En el evento, Álvaro Caamaño manifestó que en todos los países del mundo, salvo el nuestro, los alguaciles constituyen una pieza clave en el sistema de justicia, por lo que estimó necesario una normativa que establezca de manera minuciosa quién es el alguacil, cómo se eligen, cuál es el procedimiento que deben seguir, entre tantas otras interrogantes. Asimismo, resaltó que se les cuestionó tanto a los alguaciles, a los jueces, como a la sociedad civil sobre cual entendían es la mayor problemática que presenta el sistema ministerial en el país, a lo que los alguaciles afirmaron que la mayor problemática lo constituye el abandono que reciben por parte de la Suprema Corte de Justicia, especialmente sobre los temas económicos; mientras, los jueces asentaron la poca credibilidad en sus funciones, motivo por el que se comisionan alguaciles específicos en determinados casos; y finalmente la sociedad civil declaró que el proceso de contratación de los servicios del alguacil se realiza de manera informal, insegura y poco efectiva.

Puntualizó novedades relevantes de la propuesta, tales como la creación de una oficina de requerimiento, con el propósito de evitar las relaciones directas entre el alguacil y el usuario, garantizando la imparcialidad del trabajo. Igualmente, otra novedad representa la creación de un sistema de registro de todos los actos realizados por los ministeriales, a fin de tener constancia de todos los documentos ejecutados.

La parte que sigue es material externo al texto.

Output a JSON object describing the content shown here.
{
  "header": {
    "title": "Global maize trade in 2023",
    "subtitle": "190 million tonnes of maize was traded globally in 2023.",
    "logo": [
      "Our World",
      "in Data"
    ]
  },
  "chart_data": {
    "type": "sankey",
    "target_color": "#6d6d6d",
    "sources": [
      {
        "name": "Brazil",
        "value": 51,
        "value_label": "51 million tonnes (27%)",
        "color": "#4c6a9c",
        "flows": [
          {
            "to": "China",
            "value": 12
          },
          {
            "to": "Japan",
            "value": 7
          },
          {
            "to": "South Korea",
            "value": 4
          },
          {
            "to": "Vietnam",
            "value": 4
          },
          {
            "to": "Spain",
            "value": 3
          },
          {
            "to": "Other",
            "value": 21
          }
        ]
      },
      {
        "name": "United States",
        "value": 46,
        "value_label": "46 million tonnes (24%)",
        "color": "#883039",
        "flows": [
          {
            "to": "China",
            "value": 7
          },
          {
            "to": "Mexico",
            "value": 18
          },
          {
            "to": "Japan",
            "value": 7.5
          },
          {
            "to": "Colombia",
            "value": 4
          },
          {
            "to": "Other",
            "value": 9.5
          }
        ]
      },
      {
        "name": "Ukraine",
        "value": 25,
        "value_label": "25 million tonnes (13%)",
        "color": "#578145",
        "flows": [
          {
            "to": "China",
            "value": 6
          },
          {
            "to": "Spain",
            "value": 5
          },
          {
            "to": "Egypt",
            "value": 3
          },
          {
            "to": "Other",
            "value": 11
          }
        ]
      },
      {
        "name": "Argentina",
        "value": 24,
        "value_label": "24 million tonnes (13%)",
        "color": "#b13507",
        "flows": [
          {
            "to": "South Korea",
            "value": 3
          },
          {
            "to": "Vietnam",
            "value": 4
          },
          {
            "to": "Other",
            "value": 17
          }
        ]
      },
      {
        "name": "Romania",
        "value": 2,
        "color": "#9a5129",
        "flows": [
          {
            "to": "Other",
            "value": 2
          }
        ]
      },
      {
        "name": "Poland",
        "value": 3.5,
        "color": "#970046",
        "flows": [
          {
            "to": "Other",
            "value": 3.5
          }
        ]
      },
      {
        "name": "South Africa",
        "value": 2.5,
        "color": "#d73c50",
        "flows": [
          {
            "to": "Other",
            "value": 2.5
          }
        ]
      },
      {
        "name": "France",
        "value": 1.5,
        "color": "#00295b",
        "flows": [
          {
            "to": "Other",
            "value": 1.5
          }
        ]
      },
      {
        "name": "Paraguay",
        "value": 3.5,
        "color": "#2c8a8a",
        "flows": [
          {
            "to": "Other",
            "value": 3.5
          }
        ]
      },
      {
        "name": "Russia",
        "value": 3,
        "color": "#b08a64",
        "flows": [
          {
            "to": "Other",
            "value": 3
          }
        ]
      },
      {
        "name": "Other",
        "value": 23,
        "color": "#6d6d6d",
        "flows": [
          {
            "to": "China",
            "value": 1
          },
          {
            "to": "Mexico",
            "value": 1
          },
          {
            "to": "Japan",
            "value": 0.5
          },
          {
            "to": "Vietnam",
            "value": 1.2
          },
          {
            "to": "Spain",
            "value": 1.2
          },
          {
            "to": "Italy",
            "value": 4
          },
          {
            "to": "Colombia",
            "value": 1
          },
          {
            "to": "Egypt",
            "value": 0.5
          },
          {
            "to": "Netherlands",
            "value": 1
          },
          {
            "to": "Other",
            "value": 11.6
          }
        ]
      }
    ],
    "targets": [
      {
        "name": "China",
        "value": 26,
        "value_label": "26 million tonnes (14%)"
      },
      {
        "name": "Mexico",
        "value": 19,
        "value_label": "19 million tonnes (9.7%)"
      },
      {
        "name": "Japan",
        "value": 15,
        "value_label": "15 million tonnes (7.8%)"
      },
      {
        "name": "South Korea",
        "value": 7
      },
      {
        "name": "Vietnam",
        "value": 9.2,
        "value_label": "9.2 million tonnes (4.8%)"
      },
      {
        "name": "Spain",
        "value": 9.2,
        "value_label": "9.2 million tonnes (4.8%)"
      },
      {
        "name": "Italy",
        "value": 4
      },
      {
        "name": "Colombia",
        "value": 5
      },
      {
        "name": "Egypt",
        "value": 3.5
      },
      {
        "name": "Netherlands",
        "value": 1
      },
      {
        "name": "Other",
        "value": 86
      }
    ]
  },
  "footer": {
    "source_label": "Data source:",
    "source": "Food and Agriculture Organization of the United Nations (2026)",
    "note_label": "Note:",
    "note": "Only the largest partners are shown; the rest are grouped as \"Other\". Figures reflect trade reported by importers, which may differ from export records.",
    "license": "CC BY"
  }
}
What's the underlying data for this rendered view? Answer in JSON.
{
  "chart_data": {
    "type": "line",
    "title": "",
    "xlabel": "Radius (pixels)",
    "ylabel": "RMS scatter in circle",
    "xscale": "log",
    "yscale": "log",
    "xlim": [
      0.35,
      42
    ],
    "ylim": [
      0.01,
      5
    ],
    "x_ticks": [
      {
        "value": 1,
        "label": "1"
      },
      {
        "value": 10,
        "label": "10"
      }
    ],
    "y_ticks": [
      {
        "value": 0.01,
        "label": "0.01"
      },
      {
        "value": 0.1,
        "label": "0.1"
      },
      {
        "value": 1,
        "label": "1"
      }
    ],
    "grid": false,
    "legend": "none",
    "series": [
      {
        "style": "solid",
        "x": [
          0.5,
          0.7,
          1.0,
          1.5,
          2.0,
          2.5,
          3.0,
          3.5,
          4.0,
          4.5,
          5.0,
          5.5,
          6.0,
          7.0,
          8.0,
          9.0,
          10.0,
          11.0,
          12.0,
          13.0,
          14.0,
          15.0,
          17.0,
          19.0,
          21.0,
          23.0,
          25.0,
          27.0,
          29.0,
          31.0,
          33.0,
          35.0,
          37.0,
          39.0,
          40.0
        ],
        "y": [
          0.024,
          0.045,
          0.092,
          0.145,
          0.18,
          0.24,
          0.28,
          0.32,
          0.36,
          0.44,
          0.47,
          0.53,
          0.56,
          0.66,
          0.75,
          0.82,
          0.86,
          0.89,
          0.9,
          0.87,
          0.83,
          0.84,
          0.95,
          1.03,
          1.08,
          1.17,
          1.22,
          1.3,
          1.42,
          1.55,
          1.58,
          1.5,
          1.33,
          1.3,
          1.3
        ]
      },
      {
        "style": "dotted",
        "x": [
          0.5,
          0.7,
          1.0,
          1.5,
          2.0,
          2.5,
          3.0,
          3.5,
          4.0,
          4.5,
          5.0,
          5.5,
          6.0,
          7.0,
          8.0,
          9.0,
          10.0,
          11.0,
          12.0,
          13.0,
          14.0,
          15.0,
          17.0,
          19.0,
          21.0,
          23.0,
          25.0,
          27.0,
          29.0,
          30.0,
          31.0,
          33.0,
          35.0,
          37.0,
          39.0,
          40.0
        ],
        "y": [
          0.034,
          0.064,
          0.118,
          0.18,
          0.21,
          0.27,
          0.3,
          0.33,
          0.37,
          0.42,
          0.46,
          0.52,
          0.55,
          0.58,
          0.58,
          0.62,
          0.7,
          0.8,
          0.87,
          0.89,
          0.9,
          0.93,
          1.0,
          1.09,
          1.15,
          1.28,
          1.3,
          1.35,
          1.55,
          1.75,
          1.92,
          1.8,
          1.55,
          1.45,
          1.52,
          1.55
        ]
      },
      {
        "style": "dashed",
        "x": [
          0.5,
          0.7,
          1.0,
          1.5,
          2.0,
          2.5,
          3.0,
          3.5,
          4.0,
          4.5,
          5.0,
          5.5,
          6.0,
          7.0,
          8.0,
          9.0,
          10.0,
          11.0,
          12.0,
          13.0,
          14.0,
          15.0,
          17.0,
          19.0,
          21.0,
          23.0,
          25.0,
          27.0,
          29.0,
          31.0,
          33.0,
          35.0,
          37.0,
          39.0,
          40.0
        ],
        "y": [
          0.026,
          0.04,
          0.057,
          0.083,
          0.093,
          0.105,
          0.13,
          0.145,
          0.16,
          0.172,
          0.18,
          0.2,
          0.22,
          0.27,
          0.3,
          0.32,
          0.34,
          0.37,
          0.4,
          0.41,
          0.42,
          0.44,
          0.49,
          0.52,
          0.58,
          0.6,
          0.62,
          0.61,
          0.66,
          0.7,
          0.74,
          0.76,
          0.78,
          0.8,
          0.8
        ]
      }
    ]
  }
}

Posteriormente, Francisco Álvarez, desde una visión jurídica enfatizó puntos significativos del proyecto, tales como: a) sobre la creación de una super-estructura, expuso que es necesario analizar la factibilidad económica del servicio que ofrecen; b) sobre la fuerza pública, de la que el Ministerio Público es el único que la desempeña; c) sobre el sistema aleatorio, expresó que prevalecerá la burocracia; d) sobre la carrera judicial, afirmó que es necesario su capacitación, más no está de acuerdo con el escalafón que establece; e) sobre los honorarios, entiende que todos los alguaciles deben ser funcionarios públicos y que el costo de los actos deben ser asumidos por el presupuesto de la carrera judicial, siendo entonces indispensable para esto el establecimiento de un salario fijo para ellos.

En consecuencia, es evidente que no es posible la aprobación del proyecto de Ley del Alguacil sin unir fuerzas, de modo que es necesario la celebración de diversos debates que involucren los distintos sectores de la sociedad, a fin de que se plantee un proyecto legítimo, de acuerdo a la Constitución y la democracia del país.